虽然泰坦尼克号的灾难发生在100年前，但对失败的解释在很大程度上依赖于对结构失效的研究(铆钉失效，侧板脆性断裂，…例如)。很少有人注意到冰是如何提供所需的力的。回顾了灾难的背景，特别是乘客的经验记录，表明撞击涉及“轻微的震动”或“轻微的振动”。

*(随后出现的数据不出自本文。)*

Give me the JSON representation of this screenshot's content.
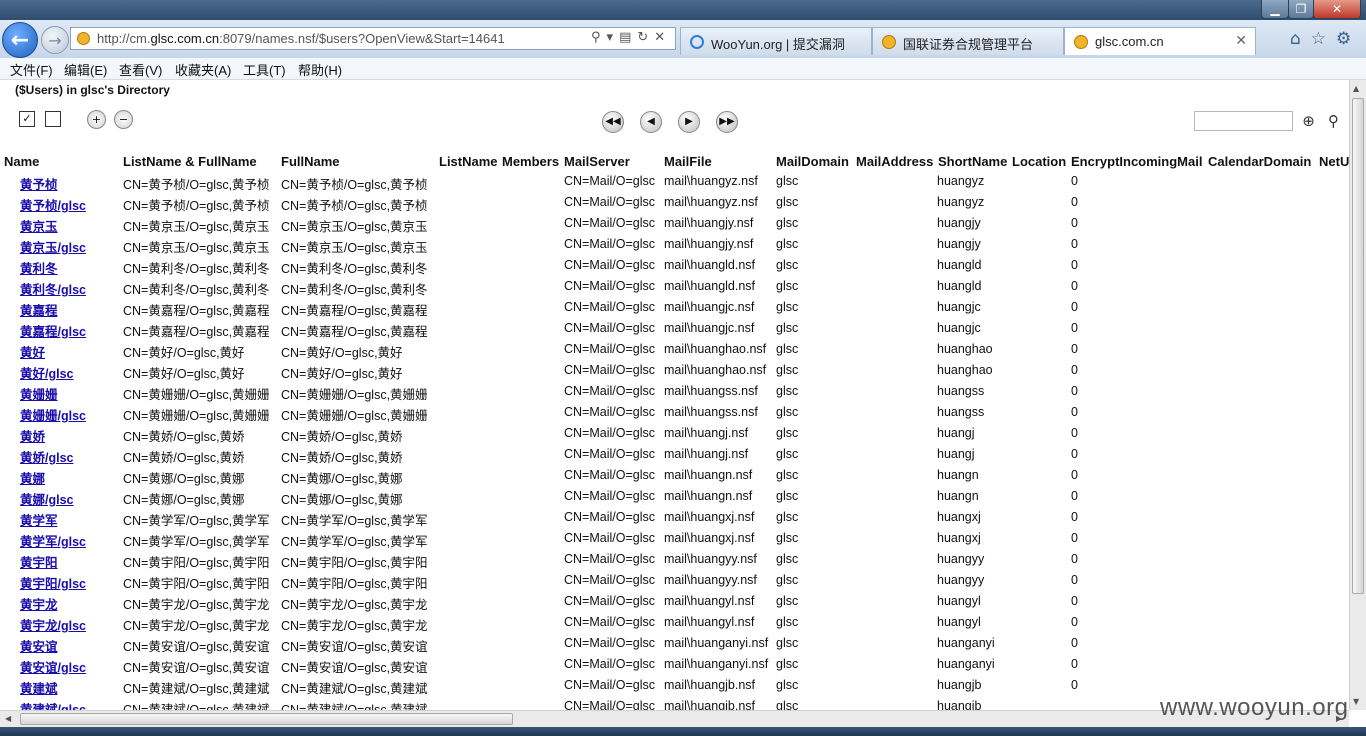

这表明小的全局负载，但不排除高局部负载的可能性。描述了泰坦尼克号的构造，特别是用铆钉连接的重叠板。基于超声波扫描和对进入船体的水流的计算的证据表明，故障与船体上的一系列裂缝有关，这些裂缝的总面积约为12平方英尺。介绍了最近对铆钉强度的探索。然后介绍了本文的主要研究重点:冰压缩破坏中高压区的形成。这些试验中的总载荷可能是几个MN的数量级。高压区域的特点是冰的局部损伤，导致形成一层独特的微观结构改性材料。本文分析了船舶撞冰所产生的压力，并再次表明，与相当小的区域有关的力可能是几个MN的数量级。当与铆钉的强度进行比较时，很明显可以产生足够的力来造成从证据中推断出的那种裂缝。结果也与观测到的撞击过程中船体的小运动一致。泰坦尼克号的设计初衷并不是为了与冰发生碰撞，因此避开冰是明智的做法。认为铆钉结构不佳是导致下沉的原因似乎是不恰当的。主要原因是冰-结构相互作用中局部荷载过大。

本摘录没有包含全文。